Tijana Martinov, Brian T. Fife


Programmed death-1 (PD-1) is a T cell inhibitory receptor, expressed on recently activated and chronically stimulated CD4 and CD8 T cells (1,2). Through interacting with programmed death ligand-1 (PD-L1), PD-1 limits T cell receptor signaling, and maintains peripheral tolerance (1,2). PD-1 pathway blockade has the potential to restore effector function to exhausted T cells, thus boosting their antiviral and antitumor activity (2). This has prompted the development of PD-1/PD-L1 antibodies for treating cancer. Success in numerous preclinical studies (3-5) led to multicenter clinical trials, and FDA approval of anti- PD-1 agents (nivolumab or Opdivo® and pembrolizumab or Keytruda®) for the treatment of metastatic melanoma and non-small cell lung cancer (6-8).
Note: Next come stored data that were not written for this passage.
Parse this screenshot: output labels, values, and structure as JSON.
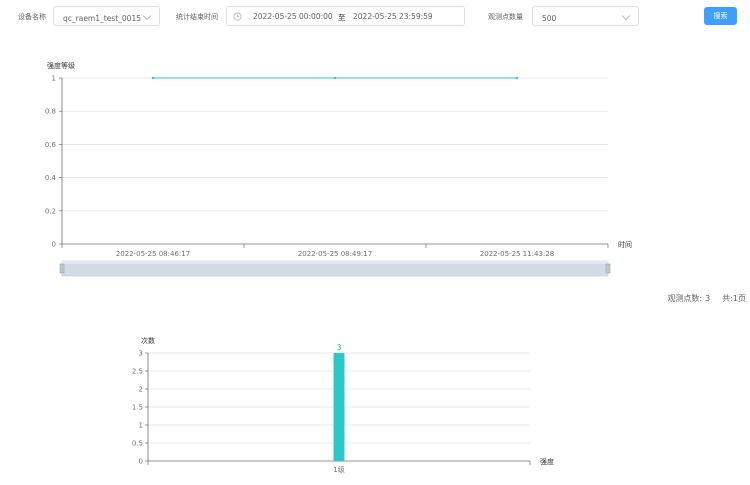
{
  "filters": {
    "device_label": "设备名称",
    "device_value": "qc_raem1_test_0015",
    "time_label": "统计结束时间",
    "time_start": "2022-05-25 00:00:00",
    "time_sep": "至",
    "time_end": "2022-05-25 23:59:59",
    "points_label": "观测点数量",
    "points_value": "500",
    "search_label": "搜索"
  },
  "summary": {
    "points_label": "观测点数:",
    "points_value": "3",
    "pages_label": "共:1页"
  },
  "colors": {
    "accent": "#409eff",
    "series": "#2ec7c9"
  },
  "chart_data": [
    {
      "type": "line",
      "ylabel": "强度等级",
      "xlabel": "时间",
      "ylim": [
        0,
        1
      ],
      "yticks": [
        "0",
        "0.2",
        "0.4",
        "0.6",
        "0.8",
        "1"
      ],
      "x": [
        "2022-05-25 08:46:17",
        "2022-05-25 08:49:17",
        "2022-05-25 11:43:28"
      ],
      "values": [
        1,
        1,
        1
      ],
      "grid": true,
      "dataZoom": {
        "start": 0,
        "end": 100
      }
    },
    {
      "type": "bar",
      "ylabel": "次数",
      "xlabel": "强度",
      "ylim": [
        0,
        3
      ],
      "yticks": [
        "0",
        "0.5",
        "1",
        "1.5",
        "2",
        "2.5",
        "3"
      ],
      "categories": [
        "1级"
      ],
      "values": [
        3
      ],
      "data_labels": [
        "3"
      ],
      "grid": true
    }
  ]
}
With as many as 31% of patients benefiting from treatment and median response duration lasting 2 years (8), it is not surprising that PD-1 pathway blockade, and interference with other T cell signaling checkpoints such as cytotoxic T lymphocyteassociated antigen 4 (CTLA-4), continues to generate excitement for cancer immunotherapy. Given that PD-1 and CTLA-4 blockade exert distinct effects on tumor control, combined blockade has been successful in mouse models of melanoma and clinical trials with 53% response rate (9). In order to further increase efficacy, it is necessary to understand how immunotherapy could complement already approved treatment modalities, such as chemotherapy and radiation.